Using the Hubble Space Telescope

Dec 13, 2005 17:56 GMT  ·  By

Clues revealed by the recently sharpened view of the Hubble Space Telescope have allowed astronomers to map the location of invisible "dark matter" in unprecedented detail in two very young galaxy clusters.

The Johns Hopkins University-Space Telescope Science Institute team's results lend credence to the theory that the galaxies we can see form at the densest regions of "cosmic webs" of invisible dark matter, said study co-author Myungkook James Jee, assistant research scientist.

"Advances in computer technology now allow us to simulate the entire universe and to follow the coalescence of matter into stars, galaxies, clusters of galaxies and enormously long filaments of matter from the first hundred thousand years to the present," Jee said.

"However, it is very challenging to verify the simulation results observationally, because dark matter does not emit light."

Jee said the team measured the subtle gravitational "lensing" apparent in Hubble images, that is the small distortions of galaxies' shapes caused by gravity from unseen dark matter, to produce its detailed dark matter maps.
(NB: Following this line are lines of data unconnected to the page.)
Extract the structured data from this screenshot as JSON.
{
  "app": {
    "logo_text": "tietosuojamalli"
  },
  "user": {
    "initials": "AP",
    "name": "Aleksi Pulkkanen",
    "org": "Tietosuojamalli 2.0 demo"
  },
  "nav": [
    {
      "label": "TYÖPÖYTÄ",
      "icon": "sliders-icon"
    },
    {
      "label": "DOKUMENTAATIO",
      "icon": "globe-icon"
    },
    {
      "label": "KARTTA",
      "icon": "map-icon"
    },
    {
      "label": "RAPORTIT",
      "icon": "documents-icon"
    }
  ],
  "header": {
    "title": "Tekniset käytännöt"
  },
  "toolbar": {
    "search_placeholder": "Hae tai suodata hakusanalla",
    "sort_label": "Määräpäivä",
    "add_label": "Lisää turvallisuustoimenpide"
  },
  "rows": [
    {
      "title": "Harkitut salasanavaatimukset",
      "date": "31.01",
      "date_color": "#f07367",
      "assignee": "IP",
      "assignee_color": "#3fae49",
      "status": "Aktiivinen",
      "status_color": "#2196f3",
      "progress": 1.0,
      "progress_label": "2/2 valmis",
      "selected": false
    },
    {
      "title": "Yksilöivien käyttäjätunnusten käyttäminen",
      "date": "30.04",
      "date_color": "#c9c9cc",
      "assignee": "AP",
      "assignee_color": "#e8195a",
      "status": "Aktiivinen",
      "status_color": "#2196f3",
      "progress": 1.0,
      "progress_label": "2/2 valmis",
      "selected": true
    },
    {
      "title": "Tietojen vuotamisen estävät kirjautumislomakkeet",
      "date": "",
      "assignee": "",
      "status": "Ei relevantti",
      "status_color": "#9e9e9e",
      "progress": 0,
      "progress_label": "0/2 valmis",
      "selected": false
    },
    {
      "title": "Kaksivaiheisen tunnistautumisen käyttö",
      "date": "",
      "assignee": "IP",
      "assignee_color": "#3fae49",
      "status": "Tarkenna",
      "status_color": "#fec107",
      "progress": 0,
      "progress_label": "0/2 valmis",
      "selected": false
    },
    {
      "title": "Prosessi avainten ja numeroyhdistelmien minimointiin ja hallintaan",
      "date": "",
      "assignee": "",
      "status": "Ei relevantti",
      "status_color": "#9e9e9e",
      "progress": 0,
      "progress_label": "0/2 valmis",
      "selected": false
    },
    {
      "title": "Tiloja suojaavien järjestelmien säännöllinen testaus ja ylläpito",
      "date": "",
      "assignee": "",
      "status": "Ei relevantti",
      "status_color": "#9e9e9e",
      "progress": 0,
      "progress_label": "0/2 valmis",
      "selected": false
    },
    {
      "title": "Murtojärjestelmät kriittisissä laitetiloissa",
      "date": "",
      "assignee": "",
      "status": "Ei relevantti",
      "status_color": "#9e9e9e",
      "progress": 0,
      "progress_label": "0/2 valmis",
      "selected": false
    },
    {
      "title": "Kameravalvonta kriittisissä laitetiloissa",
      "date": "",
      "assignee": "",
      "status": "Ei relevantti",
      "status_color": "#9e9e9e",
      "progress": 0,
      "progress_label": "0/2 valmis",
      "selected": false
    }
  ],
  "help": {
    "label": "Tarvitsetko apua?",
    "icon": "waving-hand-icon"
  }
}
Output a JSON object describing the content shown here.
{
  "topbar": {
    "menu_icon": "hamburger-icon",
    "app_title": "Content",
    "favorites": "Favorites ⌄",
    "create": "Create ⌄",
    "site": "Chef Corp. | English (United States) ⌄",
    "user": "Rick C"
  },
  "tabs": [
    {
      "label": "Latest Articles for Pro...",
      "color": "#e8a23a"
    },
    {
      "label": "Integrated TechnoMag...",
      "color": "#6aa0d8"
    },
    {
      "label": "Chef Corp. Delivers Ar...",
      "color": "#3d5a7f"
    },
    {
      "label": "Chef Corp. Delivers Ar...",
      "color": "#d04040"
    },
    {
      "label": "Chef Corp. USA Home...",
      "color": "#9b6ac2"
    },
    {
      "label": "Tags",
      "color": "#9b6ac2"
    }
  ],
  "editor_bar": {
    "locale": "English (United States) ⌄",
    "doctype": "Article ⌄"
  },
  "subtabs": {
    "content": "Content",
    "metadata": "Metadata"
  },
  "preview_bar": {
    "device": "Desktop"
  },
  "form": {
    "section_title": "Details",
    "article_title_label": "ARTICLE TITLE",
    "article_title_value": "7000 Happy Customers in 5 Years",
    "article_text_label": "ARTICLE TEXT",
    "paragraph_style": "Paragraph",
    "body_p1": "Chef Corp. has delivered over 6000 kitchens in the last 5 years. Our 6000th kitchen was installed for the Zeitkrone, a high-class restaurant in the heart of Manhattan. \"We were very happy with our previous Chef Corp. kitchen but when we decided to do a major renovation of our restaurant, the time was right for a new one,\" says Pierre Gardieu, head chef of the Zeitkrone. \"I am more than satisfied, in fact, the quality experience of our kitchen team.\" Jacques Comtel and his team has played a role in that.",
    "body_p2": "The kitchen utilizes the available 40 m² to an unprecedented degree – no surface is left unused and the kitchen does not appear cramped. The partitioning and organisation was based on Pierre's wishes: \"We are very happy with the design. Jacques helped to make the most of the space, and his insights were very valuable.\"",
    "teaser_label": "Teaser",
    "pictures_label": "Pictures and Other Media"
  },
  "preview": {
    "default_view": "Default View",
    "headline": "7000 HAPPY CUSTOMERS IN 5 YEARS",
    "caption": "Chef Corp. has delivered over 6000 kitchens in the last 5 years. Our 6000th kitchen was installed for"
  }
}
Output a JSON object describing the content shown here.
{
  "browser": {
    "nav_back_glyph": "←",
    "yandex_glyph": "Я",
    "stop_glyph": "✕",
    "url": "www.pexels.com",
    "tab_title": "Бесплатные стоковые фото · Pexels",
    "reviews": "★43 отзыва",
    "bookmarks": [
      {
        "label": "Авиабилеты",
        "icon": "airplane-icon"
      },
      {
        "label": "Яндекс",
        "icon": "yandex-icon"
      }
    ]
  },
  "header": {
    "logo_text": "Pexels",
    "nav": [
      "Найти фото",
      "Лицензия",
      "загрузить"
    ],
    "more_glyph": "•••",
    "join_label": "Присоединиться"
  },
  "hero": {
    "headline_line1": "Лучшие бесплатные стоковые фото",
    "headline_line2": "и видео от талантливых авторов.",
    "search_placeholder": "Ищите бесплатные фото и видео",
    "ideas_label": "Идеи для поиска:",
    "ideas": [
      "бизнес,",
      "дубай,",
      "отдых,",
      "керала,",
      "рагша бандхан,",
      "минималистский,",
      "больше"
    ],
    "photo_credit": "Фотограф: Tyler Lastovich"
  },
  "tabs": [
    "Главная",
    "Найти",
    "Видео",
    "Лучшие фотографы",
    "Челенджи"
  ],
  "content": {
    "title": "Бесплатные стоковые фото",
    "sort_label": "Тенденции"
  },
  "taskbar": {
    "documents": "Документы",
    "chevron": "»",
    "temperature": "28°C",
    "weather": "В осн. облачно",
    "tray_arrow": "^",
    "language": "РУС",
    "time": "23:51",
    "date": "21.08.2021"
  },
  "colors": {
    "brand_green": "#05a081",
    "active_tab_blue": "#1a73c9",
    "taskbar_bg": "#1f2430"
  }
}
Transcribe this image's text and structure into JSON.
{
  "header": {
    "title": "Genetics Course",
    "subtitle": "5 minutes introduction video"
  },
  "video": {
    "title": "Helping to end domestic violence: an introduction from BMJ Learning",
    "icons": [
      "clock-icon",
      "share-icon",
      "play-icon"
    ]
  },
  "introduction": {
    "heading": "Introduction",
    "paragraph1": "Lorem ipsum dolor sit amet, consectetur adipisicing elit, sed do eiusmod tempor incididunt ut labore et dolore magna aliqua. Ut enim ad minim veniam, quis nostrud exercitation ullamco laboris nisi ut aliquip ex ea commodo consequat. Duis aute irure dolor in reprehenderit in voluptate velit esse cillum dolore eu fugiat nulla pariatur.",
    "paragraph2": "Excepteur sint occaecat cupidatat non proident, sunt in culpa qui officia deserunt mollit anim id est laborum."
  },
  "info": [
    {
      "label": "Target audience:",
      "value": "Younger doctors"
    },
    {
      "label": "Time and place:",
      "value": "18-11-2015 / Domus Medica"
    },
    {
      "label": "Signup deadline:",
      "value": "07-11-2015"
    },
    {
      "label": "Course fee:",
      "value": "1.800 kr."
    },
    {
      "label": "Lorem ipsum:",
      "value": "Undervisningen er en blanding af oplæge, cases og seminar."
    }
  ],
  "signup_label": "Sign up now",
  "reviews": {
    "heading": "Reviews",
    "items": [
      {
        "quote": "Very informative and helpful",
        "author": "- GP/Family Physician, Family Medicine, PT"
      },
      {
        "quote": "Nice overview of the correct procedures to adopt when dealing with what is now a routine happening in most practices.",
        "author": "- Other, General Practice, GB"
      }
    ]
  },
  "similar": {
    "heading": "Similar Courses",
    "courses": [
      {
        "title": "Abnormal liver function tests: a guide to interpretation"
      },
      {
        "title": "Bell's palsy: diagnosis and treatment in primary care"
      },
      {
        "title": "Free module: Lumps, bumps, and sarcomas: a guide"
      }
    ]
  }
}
They conducted their observations in two clusters of galaxies that were forming when the universe was about half its present age.

"The images we took show clearly that the cluster galaxies are located at the densest regions of the dark matter haloes, which are rendered in purple in our images," Jee said.

The work buttresses the theory that dark matter, which constitutes 90 percent of matter in the universe, and visible matter should coalesce at the same places because gravity pulls them together, Jee explained. Concentrations of dark matter should attract visible matter, and as a result, assist in the formation of luminous stars, galaxies and galaxy clusters.

Dark matter presents one of the most puzzling problems in modern cosmology. Invisible, yet undoubtedly there, scientists can measure its effects, its exact characteristics remain elusive. Previous attempts to map dark matter in detail with ground-based telescopes were handicapped by turbulence in the Earth's atmosphere, which blurred the resulting images.